Akdeniz sularında kapkara adamlar tarafından şehit edilen kahramanlarımızı rahmet ve minnetle anıyorum.
Dünya ekranlarına düşen cansız bedenleri, tam da Akif”in Çanakkale şehitleri için dediği gibiydi:
“Vurulup, tertemiz alnından, uzanmış yatıyor”…
Ve yine Akif’in dediği gibi, “gökten ecdat inerek öpse” idi o pak alınlarını, değerdi…
Çünkü onlar insanoğlunun en asil, en yüce değeri için boyunlarını ölüme uzattılar: Açlara yemek, hastalara ilaç ve mazlumlara umut götürmek için boyunlarını bile bile ölüme uzattılar.
Kanları asla boşuna akmadı. Gazze’deki masumların yaşadığı zulmü de, bunu onlara reva gören “haydut devlet”in zalimliğini de dünyaya haykırmış oldular.
Sömürgeci İngiliz askerlerinin üzerine Gandhi liderliğinde silahsızca yürüyen Hintliler de öyle yapmışlardı. Kanlarını akıtmakla zalimin zulmünü açığa vurmuşlar ve böylece dalga dalga yayılan bir “ adalet ve özgürlük” ruhu başlatmışlardı.
İsrailli sömürgecilerin Gazze’ye Özgürlük Filosu’na düzenledikleri “hayasız akın” da aynı etkiyi yaratacaktır. Bu olay, Başbakan’ın dün dediği gibi bir “milat”tır. İsrail’in 40 küsur senedir hayasızca sürdürdüğü işgal, gasp ve “toplu cezalandırma” siyasetleri, artık bir kayaya çarpmıştır.
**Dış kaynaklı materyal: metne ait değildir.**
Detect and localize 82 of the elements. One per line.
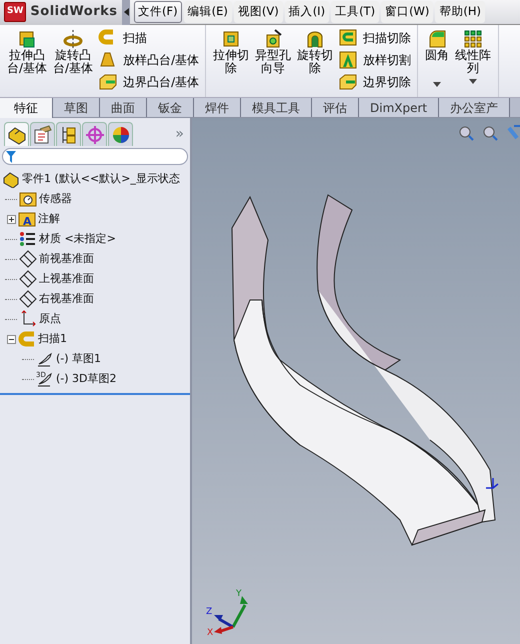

Bu kayanın merkezinde Türkiye’nin yer alması, açık söylemeliyim ki, bir Türk olarak benim göğsümü kabartıyor. Gazze’de, Amman’da ve hatta Batı başkentlerinde İsrail’i kınamak için yapılan gösterilerde dalgalanan ay-yıldızlı bayrağımızı görmek, “ şükür bugünleri de gösterene” dedirtiyor.
Başbakan Erdoğan’ın dün mecliste yaptığı sert konuşma da, Dışişleri Bakanı Davutoğlu’nun BM Güvenlik Güvenlik Konseyi’nde okuduğu tarihi metin de, bu açılardan doğru, yerinde ve isabetliydi.
Vicdanlılar cephesi
Hükümetten gelen açıklamalarda “anti-semitizme prim vermeme” ve “Yahudi vatandaşlarımıza sahip çıkma” noktalarının da altı çizildi ki, bunlar gerçekten önemli. Toplumsal düzeyde özellikle önemli. İsrail barbarlığını tüm gücümüzle tel’in ederken, bunun hedef genişleterek, daha doğrusu saptırarak “ Yahudiler”i hedef alır hale gelmesine asla izin vermemek gerek.
Anlamamız gerekiyor ki İsrail’in sorunu “Yahudilik” değil “faşistlik”. (Naziler’in sorununun “Almanlık” olmadığı gibi.) Nitekim İsrail’in politikalarına şiddetle karşı olan nice Yahudi var. Bunlardan bazıları, örneğin 80 yaşındaki “Holokost gazisi” Hedy Epstein, Gazze’ye Özgürlük Filosu’na bile katıldı.
Türk Yahudi cemaatinin de saldırıya karşı çıktığını ve milletin üzüntüsünü paylaştığını not etmeliyiz.
Toplumsal düzeyde dikkat edilmesi gereken bir başka önemli nokta da, Türkiye’nin Filistin hassasiyetini “Türk İslamcılarının Hamas’la dayanışması” görüntüsüne sokmamak. Dikkat edelim, İsrail tam da bu imajı işleyerek dünya kamuoyunu yanına çekmeye çalışıyor. İstanbul sokaklarında Hamas veya Hizbullah bayrağı açan ideolojik gruplar, bu açıdan, ortadaki haklı davaya “ destek” değil de bilmeden “köstek” oluyor olabilirler. Bu işi bir daha düşünmeliler.
Unutmayalım ki, gereken şey, İsrail militarizmine karşı bir “Müslüman cephesi” oluşturmak değil. Gereken şey, dünyadaki tüm inançlardan ve milletlerden ahlâklı insanları birleştirecek bir “vicdanlılar cephesi” oluşturmak.
Gazze’ye Özgürlük Filosu, işte tam da böylesi bir girişimdi.
O gemilerin üzerindeki yüzlerce kahraman, hayatları pahasına hakkı, adaleti ve insanlığı savundular.